MASAKINI.CO – Dinas Energi dan Sumber Daya Mineral (ESDM) Aceh mencatat, total royalti dari sektor pertambangan yang disetor ke kas negara sejak lima tahun terakhir mencapai Rp2,1 triliun.
Jumlah tersebut berasal dari lebih 60 izin usaha pertambangan (IUP) yang telah diterbitkan di Aceh, meskipun belum seluruhnya berproduksi.
Kepala Dinas ESDM Aceh, Taufik, mengatakan dari total IUP yang sudah keluar, baru sekitar 20 yang aktif berproduksi dan memberikan kontribusi royalti secara rutin.
“Sampai saat ini, dari royalti yang masuk ke kas negara itu sejumlah Rp2,1 triliun.

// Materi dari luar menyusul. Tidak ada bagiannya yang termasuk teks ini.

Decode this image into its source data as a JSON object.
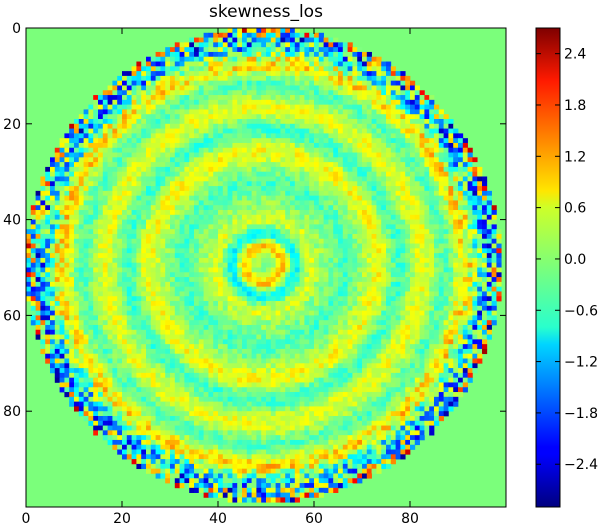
{
  "chart_data": {
    "type": "heatmap",
    "title": "skewness_los",
    "xlabel": "",
    "ylabel": "",
    "x_range": [
      0,
      99
    ],
    "y_range": [
      0,
      99
    ],
    "y_inverted": true,
    "x_ticks": [
      "0",
      "20",
      "40",
      "60",
      "80"
    ],
    "y_ticks": [
      "0",
      "20",
      "40",
      "60",
      "80"
    ],
    "x_tick_values": [
      0,
      20,
      40,
      60,
      80
    ],
    "y_tick_values": [
      0,
      20,
      40,
      60,
      80
    ],
    "colormap": "jet",
    "background_value": 0.1,
    "colorbar": {
      "range": [
        -2.9,
        2.7
      ],
      "tick_values": [
        2.4,
        1.8,
        1.2,
        0.6,
        0.0,
        -0.6,
        -1.2,
        -1.8,
        -2.4
      ],
      "tick_labels": [
        "2.4",
        "1.8",
        "1.2",
        "0.6",
        "0.0",
        "−0.6",
        "−1.2",
        "−1.8",
        "−2.4"
      ]
    },
    "pattern": {
      "description_center": [
        49,
        49
      ],
      "disk_radius": 49,
      "rings": [
        {
          "radius": 4,
          "value": 0.9
        },
        {
          "radius": 6.5,
          "value": -0.8
        },
        {
          "radius": 10,
          "value": 0.4
        },
        {
          "radius": 17,
          "value": -0.4
        },
        {
          "radius": 24,
          "value": 0.6
        },
        {
          "radius": 28,
          "value": -0.5
        },
        {
          "radius": 33,
          "value": 0.5
        },
        {
          "radius": 38,
          "value": -0.4
        },
        {
          "radius": 42,
          "value": 0.8
        },
        {
          "radius": 46,
          "value": -1.0
        }
      ]
    }
  }
}
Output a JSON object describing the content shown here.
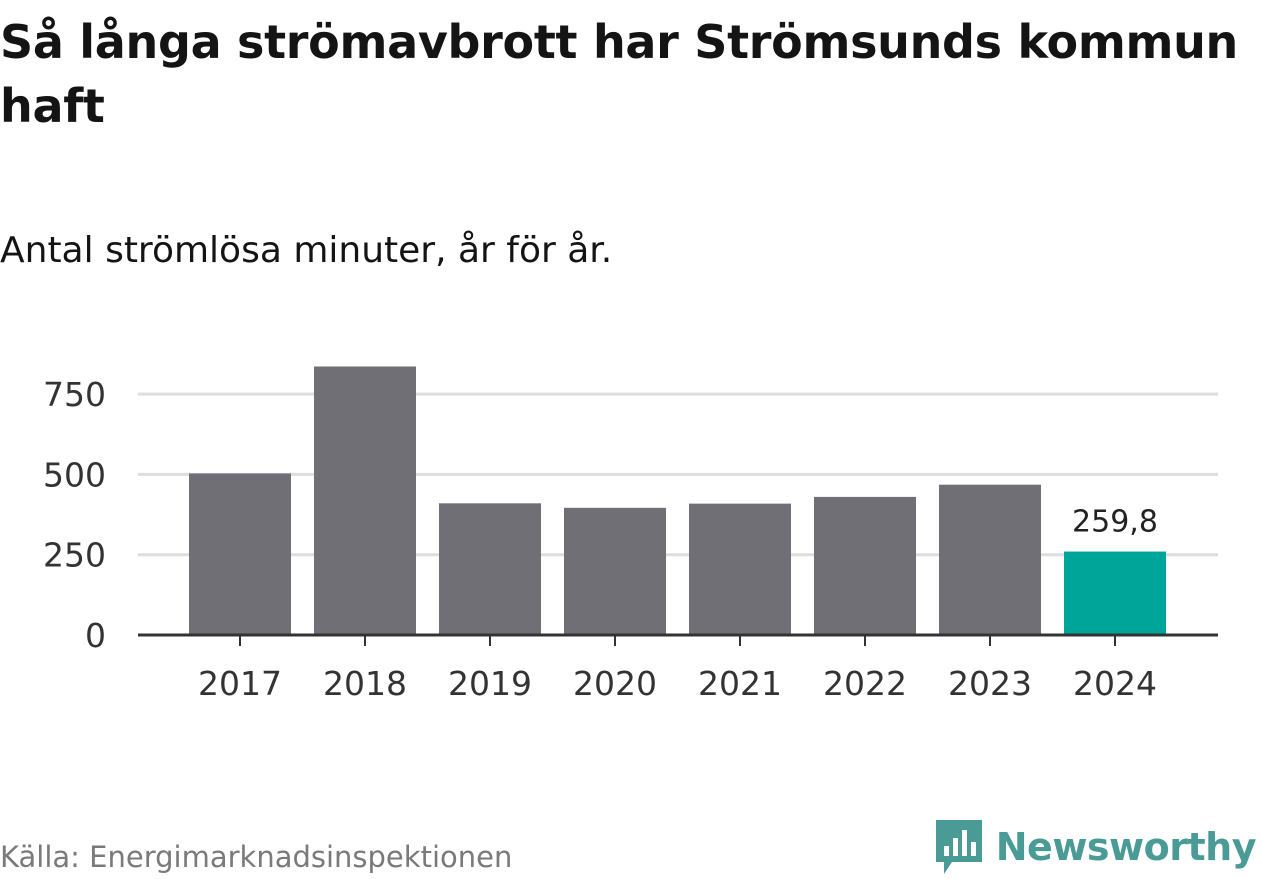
{
  "title": "Så långa strömavbrott har Strömsunds kommun haft",
  "subtitle": "Antal strömlösa minuter, år för år.",
  "source": "Källa: Energimarknadsinspektionen",
  "brand": "Newsworthy",
  "colors": {
    "bar": "#706f75",
    "highlight": "#00a59a",
    "grid": "#dddddd",
    "axis": "#333333",
    "brand": "#4a9b96"
  },
  "chart_data": {
    "type": "bar",
    "categories": [
      "2017",
      "2018",
      "2019",
      "2020",
      "2021",
      "2022",
      "2023",
      "2024"
    ],
    "values": [
      503,
      836,
      410,
      396,
      409,
      430,
      468,
      259.8
    ],
    "highlight_index": 7,
    "data_labels": [
      {
        "index": 7,
        "text": "259,8"
      }
    ],
    "yticks": [
      0,
      250,
      500,
      750
    ],
    "ytick_labels": [
      "0",
      "250",
      "500",
      "750"
    ],
    "ylim": [
      0,
      850
    ],
    "grid": true,
    "xlabel": "",
    "ylabel": ""
  }
}
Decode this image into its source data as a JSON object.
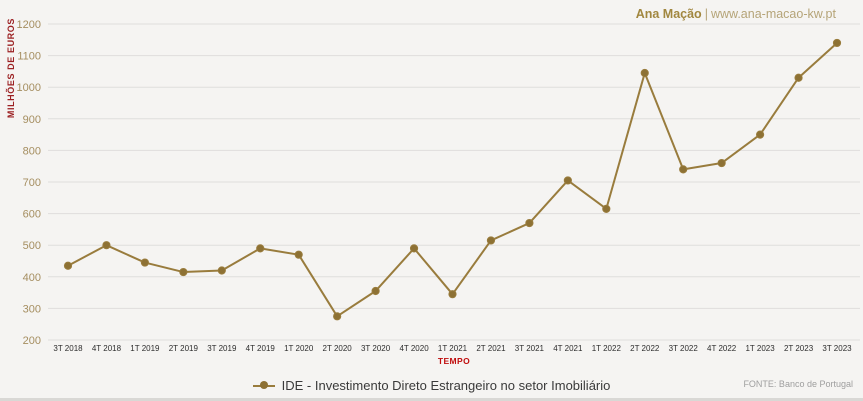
{
  "header": {
    "brand": "Ana Mação",
    "separator": "|",
    "url": "www.ana-macao-kw.pt"
  },
  "legend": {
    "label": "IDE - Investimento Direto Estrangeiro no setor Imobiliário"
  },
  "footer": {
    "source": "FONTE: Banco de Portugal"
  },
  "axes": {
    "y_title": "MILHÕES DE EUROS",
    "x_title": "TEMPO"
  },
  "colors": {
    "background": "#f5f4f2",
    "grid": "#dfdedc",
    "line": "#997c3d",
    "point_fill": "#8d7134",
    "y_tick_text": "#a58e60",
    "x_tick_text": "#2d2d2d",
    "y_title_text": "#9c2123",
    "x_title_text": "#c00d0d"
  },
  "chart_data": {
    "type": "line",
    "title": "",
    "series_name": "IDE - Investimento Direto Estrangeiro no setor Imobiliário",
    "xlabel": "TEMPO",
    "ylabel": "MILHÕES DE EUROS",
    "categories": [
      "3T 2018",
      "4T 2018",
      "1T 2019",
      "2T 2019",
      "3T 2019",
      "4T 2019",
      "1T 2020",
      "2T 2020",
      "3T 2020",
      "4T 2020",
      "1T 2021",
      "2T 2021",
      "3T 2021",
      "4T 2021",
      "1T 2022",
      "2T 2022",
      "3T 2022",
      "4T 2022",
      "1T 2023",
      "2T 2023",
      "3T 2023"
    ],
    "values": [
      435,
      500,
      445,
      415,
      420,
      490,
      470,
      275,
      355,
      490,
      345,
      515,
      570,
      705,
      615,
      1045,
      740,
      760,
      850,
      1030,
      1140
    ],
    "ylim": [
      200,
      1200
    ],
    "yticks": [
      200,
      300,
      400,
      500,
      600,
      700,
      800,
      900,
      1000,
      1100,
      1200
    ],
    "grid": true,
    "legend_position": "bottom",
    "source": "FONTE: Banco de Portugal"
  }
}
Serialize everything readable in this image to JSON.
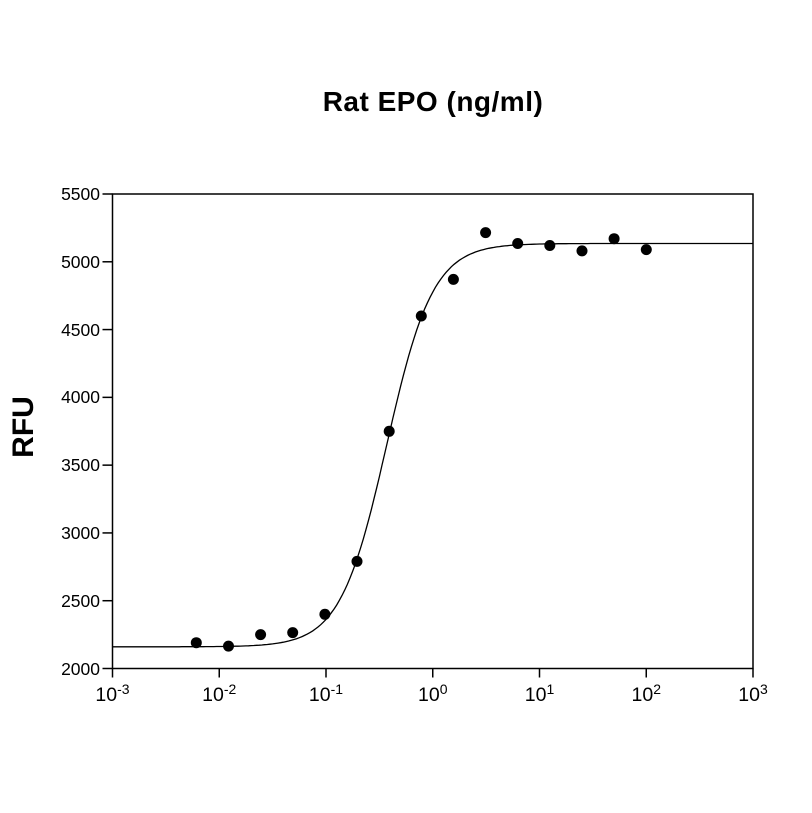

Kalau diasumsikan per tahunnya, dalam tahun terakhir ini sekitar Rp500 miliar,” ujar Taufik di Banda Aceh, Minggu (12/10/2025).
Menurutnya, dana royalti tersebut akan kembali ke daerah melalui mekanisme bagi hasil antara pemerintah pusat dan daerah. Dari total royalti yang diterima negara, 80 persen dikembalikan ke daerah, sementara 20 persen tetap di pusat.
Pembagian di tingkat daerah juga diatur secara proporsional, di mana kabupaten penghasil akan menerima 32 persen, provinsi mendapat 16 persen, kabupaten sekitar penghasil memperoleh 12 persen, dan 8 persen dialokasikan untuk daerah pengolah.
“Jadi royalti ini bukan hanya menjadi pendapatan negara, tetapi juga menjadi sumber penting untuk membiayai pembangunan di daerah penghasil tambang. Masyarakat juga akan ikut merasakan manfaatnya,” jelas Taufik.
Lebih lanjut, ia menyebutkan bahwa sektor pertambangan masih memiliki potensi besar di Aceh, baik dari sisi produksi maupun penerimaan daerah.
Karena itu, Pemerintah Aceh melalui Dinas ESDM terus mendorong agar aktivitas pertambangan dilakukan secara tertib dan sesuai aturan.
Selain itu, ESDM Aceh juga telah menyusun Peraturan Gubernur (Pergub) yang mengatur tata cara penetapan wilayah tambang rakyat (WPR) serta pemberian izin usaha pertambangan rakyat (IUPR).
Kebijakan ini diharapkan menjadi solusi bagi masyarakat yang selama ini melakukan aktivitas tambang tanpa izin resmi.
“Pergub ini nantinya akan memberikan payung hukum bagi masyarakat yang ingin menambang secara legal. Dengan begitu, mereka bisa bekerja dengan aman, dan pemerintah juga bisa mengawasi serta memungut retribusi secara sah,” ujar Taufik.
Ia menjelaskan, izin tambang rakyat nantinya akan diberikan melalui koperasi yang dibentuk masyarakat setempat. Pola ini dinilai paling efektif karena mampu memperkuat kelembagaan ekonomi masyarakat sekaligus menjaga keberlanjutan lingkungan.
“Solusinya adalah melalui koperasi. Masyarakat bisa membentuk koperasi di wilayah masing-masing, dan izinnya nanti diberikan ke koperasi tersebut. Dengan begitu, kegiatan tambang rakyat akan lebih tertata dan tidak merugikan siapa pun,” terangnya.